Glaucoma includes a group of eye diseases that are associated with increased pressure within the eyeball, causing damage to the optic nerve and deterioration of vision. In most people the increased pressure inside the eye results from disruption of the flow of aqueous fluid into and out of the eye. In other patients the damage may be caused by poor blood supply to the optic nerve fibres, a weakness in the structure of the optic nerve, or a problem in the health of the nerve fibres themselves. It is critically important to detect glaucoma early by regular eye examinations so that any damage can be kept to a minimum.


  • Chronic (primary or open-angle) glaucoma is the most common form. Damage to the eye progresses slowly and vision deteriorates gradually. Initially the peripheral vision is lost, however, the person remains unaware of the problem as one eye will cover for the other until the majority of nerve fibres have been destroyed, and a large part of vision has been lost. This damage is irreversible. Treatment cannot recover the vision that has been lost, but it can slow down the damage process.
  • Acute (angle-closure) glaucoma. Acute glaucoma is when the pressure inside the eye rapidly increases due to the iris blocking the drainage system of the eye. Symptoms include pain, nausea, blurred vision and redness of the eye and immediate medical help should be sought. If treatment is delayed there can be permanent visual damage in a very short time.
  • Low-tension or normal tension glaucoma. Optic nerve damage can occasionally occur in people with normal eye pressure. This form of glaucoma is treated in the same manner as open-angle glaucoma.
  • Congenital glaucoma. This is a rare form of glaucoma caused by an abnormal drainage system. It can exist at birth or develop later. Parents may note that the child is sensitive to light, has enlarged and cloudy eyes, and excessive watering. Secondary glaucoma Glaucoma can develop as a result of other factors such as an eye injury, cataracts, or inflammation.

Some people have a higher risk of developing Glaucoma.

  • a family history of glaucoma
  • diabetes
  • migraine
  • short sightedness (myopia)
  • eye injuries
  • blood pressure
  • past or present use of cortisone drugs (steroids)
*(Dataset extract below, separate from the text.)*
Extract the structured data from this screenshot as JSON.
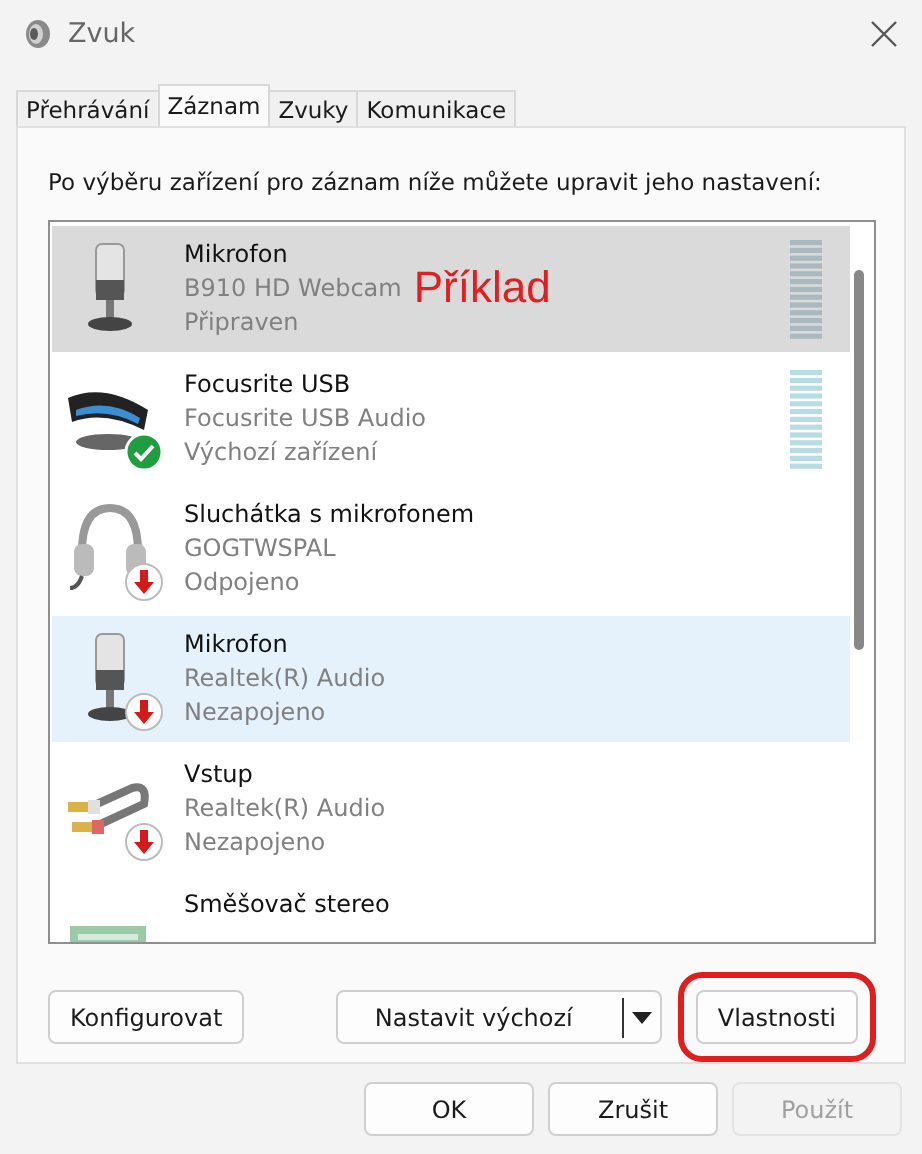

A glaucoma test usually includes the following:

  • Screening by either our Orthoptist or Clinical Nurse – a brief history is noted, medications recorded
  • Eye pressure check (tonometry)
  • Visual Acuity – how far down the eye chart you can read
  • Visual field test if required – this tests the sensitivity of the side vision, where glaucoma strikes first and is performed using the Humphrey Visual Field machine


  • Performed every 12 months or as requested by Doctor
  • Tests peripheral vision
  • The Optic nerve becomes compressed due to increased pressure in the eye which causes loss of peripheral vision
  • This test can be done at our rooms in Murdoch or Armadale
  • Time – takes approximately 30 mins


The Heidelberg Retina Tomograph is a confocal laser scanning system for imaging of the anterior and posterior segments of the eye. It comprises three modules which can be used independently or combined with each other. The major routine clinical application is analysis of the optic nerve head structure for glaucoma diagnosis. A second application is in diabetes for the location and quantification of retinal edema.
The HRT system is tried-and-tested, versatile technology.